The right gas/air mixture is essential for efficient combustion in an instantaneous water heater, so it is important for the blower in a gas/air modulation unit to always supply exactly the right amount of air. The unit of measurement used for describing this is the mass flow, which specifies how many grams of air flow through a defined cross section every second.
The mass flow conveyed by a fan can be controlled by the fan’s speed. For example, a speed of 8,000 rpm generates a mass flow of nine grams of air per second, which is needed for heating output of 20 kilowatts. However, these figures only apply for constant ambient conditions. If the pressure or temperature change, then the mass flow no longer depends directly on the speed and the desired output of the water heater can only approximately be reached. This means that if an exact output value is to be achieved independently of the ambient conditions, exact control of the mass flow is required.
How a mass flow sensor works
OP regulates the bridge voltage so that the overtemperature of the heating element with respect to the ambient temperature is constant.

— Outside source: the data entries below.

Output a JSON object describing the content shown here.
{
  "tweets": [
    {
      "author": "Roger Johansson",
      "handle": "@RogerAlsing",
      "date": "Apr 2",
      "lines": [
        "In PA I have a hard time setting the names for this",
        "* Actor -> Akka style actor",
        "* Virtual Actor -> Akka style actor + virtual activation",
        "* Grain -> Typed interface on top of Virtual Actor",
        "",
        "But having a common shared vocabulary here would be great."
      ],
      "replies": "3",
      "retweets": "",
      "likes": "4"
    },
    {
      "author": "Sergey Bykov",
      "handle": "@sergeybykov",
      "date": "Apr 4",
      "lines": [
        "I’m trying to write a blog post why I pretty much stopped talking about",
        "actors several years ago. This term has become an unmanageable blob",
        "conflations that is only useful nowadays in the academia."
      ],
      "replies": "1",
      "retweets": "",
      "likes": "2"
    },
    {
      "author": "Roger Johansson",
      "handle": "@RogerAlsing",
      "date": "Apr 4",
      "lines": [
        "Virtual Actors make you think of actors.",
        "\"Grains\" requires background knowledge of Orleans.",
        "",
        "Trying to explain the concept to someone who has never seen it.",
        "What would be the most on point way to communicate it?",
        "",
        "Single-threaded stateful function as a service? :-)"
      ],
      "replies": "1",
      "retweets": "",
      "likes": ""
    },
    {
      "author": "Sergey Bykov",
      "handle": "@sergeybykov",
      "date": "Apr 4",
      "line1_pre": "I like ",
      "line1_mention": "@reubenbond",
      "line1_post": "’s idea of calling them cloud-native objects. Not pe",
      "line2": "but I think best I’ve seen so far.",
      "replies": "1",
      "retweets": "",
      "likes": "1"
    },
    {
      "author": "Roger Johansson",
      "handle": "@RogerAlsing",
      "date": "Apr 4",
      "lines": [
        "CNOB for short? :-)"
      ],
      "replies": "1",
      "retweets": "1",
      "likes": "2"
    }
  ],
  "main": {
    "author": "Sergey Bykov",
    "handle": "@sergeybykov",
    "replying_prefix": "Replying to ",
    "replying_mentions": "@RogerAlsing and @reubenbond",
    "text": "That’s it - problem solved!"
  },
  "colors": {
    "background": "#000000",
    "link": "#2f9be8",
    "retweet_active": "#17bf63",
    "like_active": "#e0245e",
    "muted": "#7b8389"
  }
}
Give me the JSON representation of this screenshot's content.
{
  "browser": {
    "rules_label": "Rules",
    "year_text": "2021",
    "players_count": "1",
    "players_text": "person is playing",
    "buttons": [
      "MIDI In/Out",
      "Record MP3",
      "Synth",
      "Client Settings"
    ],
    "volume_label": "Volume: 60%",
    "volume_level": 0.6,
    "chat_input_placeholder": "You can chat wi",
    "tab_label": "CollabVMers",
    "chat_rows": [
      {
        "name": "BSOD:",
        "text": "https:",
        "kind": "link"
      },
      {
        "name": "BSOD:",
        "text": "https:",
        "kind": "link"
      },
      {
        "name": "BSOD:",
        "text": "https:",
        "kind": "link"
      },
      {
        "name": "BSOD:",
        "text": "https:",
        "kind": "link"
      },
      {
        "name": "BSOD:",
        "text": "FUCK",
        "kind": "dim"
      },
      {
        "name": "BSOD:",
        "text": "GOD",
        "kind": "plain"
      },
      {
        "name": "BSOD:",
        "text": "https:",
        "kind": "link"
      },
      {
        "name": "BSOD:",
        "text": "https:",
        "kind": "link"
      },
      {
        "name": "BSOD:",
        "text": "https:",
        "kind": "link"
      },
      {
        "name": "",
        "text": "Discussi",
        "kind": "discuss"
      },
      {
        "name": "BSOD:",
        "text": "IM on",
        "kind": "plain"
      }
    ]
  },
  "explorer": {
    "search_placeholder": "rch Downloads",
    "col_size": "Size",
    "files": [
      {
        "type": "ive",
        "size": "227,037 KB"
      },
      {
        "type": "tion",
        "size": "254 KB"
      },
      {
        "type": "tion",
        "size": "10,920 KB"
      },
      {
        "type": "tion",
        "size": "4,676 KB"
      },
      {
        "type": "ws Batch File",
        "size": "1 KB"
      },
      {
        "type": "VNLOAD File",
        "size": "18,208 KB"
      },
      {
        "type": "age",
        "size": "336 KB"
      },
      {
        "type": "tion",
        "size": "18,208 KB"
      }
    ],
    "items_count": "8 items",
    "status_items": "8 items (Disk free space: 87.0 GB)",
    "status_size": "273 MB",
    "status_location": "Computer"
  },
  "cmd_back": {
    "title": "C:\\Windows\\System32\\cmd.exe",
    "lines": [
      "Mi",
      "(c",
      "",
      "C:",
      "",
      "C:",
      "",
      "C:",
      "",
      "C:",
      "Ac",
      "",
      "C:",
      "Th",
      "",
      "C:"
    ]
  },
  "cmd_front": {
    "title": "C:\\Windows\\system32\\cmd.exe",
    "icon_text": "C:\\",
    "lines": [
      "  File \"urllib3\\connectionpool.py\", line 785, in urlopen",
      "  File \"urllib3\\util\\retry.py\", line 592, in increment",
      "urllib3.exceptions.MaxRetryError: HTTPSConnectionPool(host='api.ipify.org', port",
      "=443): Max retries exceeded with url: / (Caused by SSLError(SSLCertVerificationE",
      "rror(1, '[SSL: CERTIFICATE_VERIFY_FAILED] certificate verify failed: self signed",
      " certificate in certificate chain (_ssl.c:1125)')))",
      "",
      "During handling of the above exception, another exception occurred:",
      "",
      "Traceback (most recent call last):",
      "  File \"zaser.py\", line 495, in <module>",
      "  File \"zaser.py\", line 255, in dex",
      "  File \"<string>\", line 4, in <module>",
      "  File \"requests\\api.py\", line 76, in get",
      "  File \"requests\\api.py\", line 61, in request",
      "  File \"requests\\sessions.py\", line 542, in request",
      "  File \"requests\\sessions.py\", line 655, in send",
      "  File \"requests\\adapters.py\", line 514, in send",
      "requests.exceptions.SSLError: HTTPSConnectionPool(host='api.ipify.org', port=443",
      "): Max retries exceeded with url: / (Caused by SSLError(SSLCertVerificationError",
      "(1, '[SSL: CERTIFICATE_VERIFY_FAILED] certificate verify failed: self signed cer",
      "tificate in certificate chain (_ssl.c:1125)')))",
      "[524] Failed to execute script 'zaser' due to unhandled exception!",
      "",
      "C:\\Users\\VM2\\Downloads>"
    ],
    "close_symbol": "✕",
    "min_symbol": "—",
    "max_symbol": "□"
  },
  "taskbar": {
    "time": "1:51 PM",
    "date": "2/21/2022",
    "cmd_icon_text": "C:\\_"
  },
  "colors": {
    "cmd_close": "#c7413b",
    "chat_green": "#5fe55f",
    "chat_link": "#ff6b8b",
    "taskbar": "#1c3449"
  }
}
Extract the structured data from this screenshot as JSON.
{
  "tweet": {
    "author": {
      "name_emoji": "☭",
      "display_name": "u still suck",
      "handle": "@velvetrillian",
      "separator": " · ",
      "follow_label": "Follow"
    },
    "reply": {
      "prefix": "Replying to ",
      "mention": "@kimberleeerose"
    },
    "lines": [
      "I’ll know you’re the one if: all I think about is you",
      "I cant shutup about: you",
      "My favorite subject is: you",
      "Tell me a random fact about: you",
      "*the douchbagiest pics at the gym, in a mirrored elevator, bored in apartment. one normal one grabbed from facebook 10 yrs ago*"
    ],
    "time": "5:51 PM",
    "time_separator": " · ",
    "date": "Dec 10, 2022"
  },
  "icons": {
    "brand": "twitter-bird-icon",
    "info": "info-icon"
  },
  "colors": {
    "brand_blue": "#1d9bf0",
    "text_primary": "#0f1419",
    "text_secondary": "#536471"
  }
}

QE is the heat added by electric power.
QF is the heat flux given off to the passing fluid by the thermal element.
UM is the voltage measured by the microcontroller and converted to a mass flow (calibration required).
This task is performed by a calibrated mass flow sensor, also called a thermal anemometer. How the measurement principle works: A heating element about three by five millimeters in size is electrically heated to a temperature that is always 15 degrees Celsius above the ambient temperature. This heating element is positioned in the gas/air modulation unit so that the air flows over it on its way to the burner.
The heating element gives off more heat to the surroundings than it would with no air flow. In principle, just as with hot food, which also cools off faster when one blows on it. In order for the heating element to maintain the temperature difference of 15 degrees Celsius, it needs to be heated more. That requires extra electrical energy, which is measured by a microcontroller. The measured voltage provides information about the mass flow. For example, at a voltage of four volts, 16 grams of air per second flow through the tube.
Such data can be used by the manufacturers of heating systems to set the mass flow exactly. Based on this information, the impeller speed in a pneumatic unit can be precisely adjusted. In an electronic unit, the measurement data can be used for regulation strategies. The signal can also be analyzed to find the causes of errors. For example, if no mass flow is measured even though the blower is working, that is an indication of an obstructed exhaust pipe.